Depok, Jawa Barat (ANTARA) - Akademisi Universitas Indonesia (UI) Prof Ari Kuncoro memprediksi pertumbuhan ekonomi Indonesia tahun 2020 berpotensi masih mengalami fluktuasi dengan proyeksi mencapai 5,1-5,2 persen karena masih dipengaruhi sentimen global seperti perang dagang dan situasi politik di Amerika Serikat.
"Akan ada perbaikan dan pemulihan sampai triwulan kedua, tapi kemudian (investor) lagi- lagi wait and see," kata Ari Kuncoro yang juga Dekan Fakultas Ekonomi Bisnis UI di Depok, Jawa Barat, Rabu.
Salah satu indikatornya adalah, menurut dia, isu pemakzulan Presiden Donald Trumo yang masih dibahas oleh DPR setempat.
Baca juga: Kemenkeu proyeksikan ekonomi RI tumbuh 5,05 persen pada akhir 2019
Apabila pemakzulan tersebut terjadi, Rektor UI Terpilih periode 2019-2024 itu menambahkan kemungkinan besar perang dagang dengan China akan mereda sehingga peluang peningkatan ekspor bisa digenjot.
Namun, hal itu masih belum bisa dipastikan karena situasi yang berkembang cepat.
Untuk itu, ia mendorong pemerintah segera merealisasikan proyek-proyek kawasan industri termasuk belanja untuk investasi sektor infrastruktur.
Realisasi tersebut diharapkan turut mendorong konsumsi rumah tangga yang selama ini sudah berkontribusi sebesar 56 persen untuk pertumbuhan ekonomi RI.
Amerika Serikat merupakan salah satu pangsa pasar utama ekspor Indonesia, setelah China dan negara lainnya.

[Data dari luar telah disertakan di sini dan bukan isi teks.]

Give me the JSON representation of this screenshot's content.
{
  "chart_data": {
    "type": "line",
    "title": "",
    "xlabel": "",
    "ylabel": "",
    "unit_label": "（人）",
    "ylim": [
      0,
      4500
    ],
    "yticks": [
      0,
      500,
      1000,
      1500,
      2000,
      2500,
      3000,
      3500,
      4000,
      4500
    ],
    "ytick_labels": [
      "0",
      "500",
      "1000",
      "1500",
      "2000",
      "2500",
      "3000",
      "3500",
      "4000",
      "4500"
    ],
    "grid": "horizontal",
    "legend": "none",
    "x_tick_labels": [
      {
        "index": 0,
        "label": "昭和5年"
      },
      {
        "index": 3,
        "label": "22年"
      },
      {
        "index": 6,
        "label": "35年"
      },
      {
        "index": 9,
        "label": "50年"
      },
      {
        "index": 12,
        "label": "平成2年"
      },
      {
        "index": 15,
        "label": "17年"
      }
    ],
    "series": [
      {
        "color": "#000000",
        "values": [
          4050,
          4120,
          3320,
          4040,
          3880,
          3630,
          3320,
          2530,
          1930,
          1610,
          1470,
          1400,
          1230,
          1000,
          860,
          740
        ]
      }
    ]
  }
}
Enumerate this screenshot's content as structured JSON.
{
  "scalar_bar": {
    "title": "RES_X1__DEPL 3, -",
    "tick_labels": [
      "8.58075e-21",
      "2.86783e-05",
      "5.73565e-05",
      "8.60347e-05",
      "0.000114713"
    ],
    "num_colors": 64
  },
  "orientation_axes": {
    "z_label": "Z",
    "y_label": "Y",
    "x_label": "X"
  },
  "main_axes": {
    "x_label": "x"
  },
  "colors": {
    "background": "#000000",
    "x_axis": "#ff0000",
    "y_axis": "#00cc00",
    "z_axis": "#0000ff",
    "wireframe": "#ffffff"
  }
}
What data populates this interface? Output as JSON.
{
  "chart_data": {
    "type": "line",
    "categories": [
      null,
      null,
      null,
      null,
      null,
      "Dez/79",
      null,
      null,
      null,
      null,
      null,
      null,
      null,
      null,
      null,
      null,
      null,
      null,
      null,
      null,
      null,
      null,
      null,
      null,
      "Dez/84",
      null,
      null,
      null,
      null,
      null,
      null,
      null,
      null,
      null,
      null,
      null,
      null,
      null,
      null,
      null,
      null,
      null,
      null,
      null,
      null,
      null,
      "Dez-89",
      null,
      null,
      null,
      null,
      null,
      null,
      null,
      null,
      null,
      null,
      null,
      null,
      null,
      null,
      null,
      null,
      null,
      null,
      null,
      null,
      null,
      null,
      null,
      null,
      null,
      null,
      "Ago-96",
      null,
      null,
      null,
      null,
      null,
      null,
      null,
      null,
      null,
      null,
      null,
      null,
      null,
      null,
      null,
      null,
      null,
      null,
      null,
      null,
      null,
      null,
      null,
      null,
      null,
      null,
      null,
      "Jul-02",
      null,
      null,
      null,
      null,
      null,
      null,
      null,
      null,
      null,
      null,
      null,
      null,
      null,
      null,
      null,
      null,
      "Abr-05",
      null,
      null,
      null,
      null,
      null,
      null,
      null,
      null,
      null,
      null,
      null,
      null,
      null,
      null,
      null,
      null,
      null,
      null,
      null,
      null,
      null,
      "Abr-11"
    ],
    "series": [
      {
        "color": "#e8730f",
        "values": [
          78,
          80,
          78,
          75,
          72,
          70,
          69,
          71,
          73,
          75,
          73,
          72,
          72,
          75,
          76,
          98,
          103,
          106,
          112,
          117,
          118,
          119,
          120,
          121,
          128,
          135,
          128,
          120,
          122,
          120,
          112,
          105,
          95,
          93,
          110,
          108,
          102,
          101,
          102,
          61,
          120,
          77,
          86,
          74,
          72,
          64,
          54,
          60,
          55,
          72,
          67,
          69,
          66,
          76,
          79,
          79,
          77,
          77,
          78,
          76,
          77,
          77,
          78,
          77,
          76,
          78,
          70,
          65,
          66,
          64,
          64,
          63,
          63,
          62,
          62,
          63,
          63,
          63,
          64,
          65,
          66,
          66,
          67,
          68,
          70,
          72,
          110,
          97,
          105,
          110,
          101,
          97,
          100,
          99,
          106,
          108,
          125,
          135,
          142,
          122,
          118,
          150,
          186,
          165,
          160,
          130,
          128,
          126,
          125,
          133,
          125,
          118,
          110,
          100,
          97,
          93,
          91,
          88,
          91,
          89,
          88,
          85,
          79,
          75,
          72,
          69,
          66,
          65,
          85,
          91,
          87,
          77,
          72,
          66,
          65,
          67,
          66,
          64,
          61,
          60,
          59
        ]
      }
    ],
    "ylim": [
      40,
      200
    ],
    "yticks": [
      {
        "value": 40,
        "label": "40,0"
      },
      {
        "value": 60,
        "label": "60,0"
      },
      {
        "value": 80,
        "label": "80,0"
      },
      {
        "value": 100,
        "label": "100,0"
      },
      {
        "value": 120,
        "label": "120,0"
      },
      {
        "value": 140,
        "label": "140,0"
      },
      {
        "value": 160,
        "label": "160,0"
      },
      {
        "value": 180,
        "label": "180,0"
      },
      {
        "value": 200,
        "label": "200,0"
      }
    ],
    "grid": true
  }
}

Sementara itu, terkait proyeksi lainnya, ia tidak sependapat dengan perkiraan beberapa pengamat yang menyebutkan pertumbuhan ekonomi RI 2020 akan berada pada kisaran 4,8-4,9 persen.
Baca juga: Pemerintah optimis ekonomi 2020 tumbuh di atas 5,3 persen
Angka pertumbuhan pesimis itu, lanjut dia, sempat terjadi sekitar tahun 2015-2016 ketika Indonesia sebagian mengandalkan harga komoditas yang saat itu mengalami anjlok.
Begitu juga dengan proyeksi pertumbuhan ekonomi RI versi pemerintah yang ditarget mencapai 5,3 persen tahun 2020, dinilai tinggi.
Sementara itu, terkait pertumbuhan tahun 2019 yang masih berkisar lima persen namun cenderung melambat disebabkan karena investor masih menahan investasi.
Hal itu, lanjut dia, dilakukan sebagai imbas perang dagang yang memicu terjadinya resesi ekonomi di sejumlah negara.
Begitu juga untuk konsumsi rumah tangga, sebagian belanja masih barang yang tidak tahan lama sehingga kualitas pengeluaran tidak begitu baik.
"Yang laling kelihatan di triwulan ketiga bulan Oktober 2019, investasi turun dari pertumbuhan 5,01 persen pada triwulan kedua menjadi 4,21 persen. Padahal kalau dilihat mereka (investor) sudah mulai beli, tapi uangnya mereka pindah ke rekening giro, itu belanja tapi ditahan," katanya.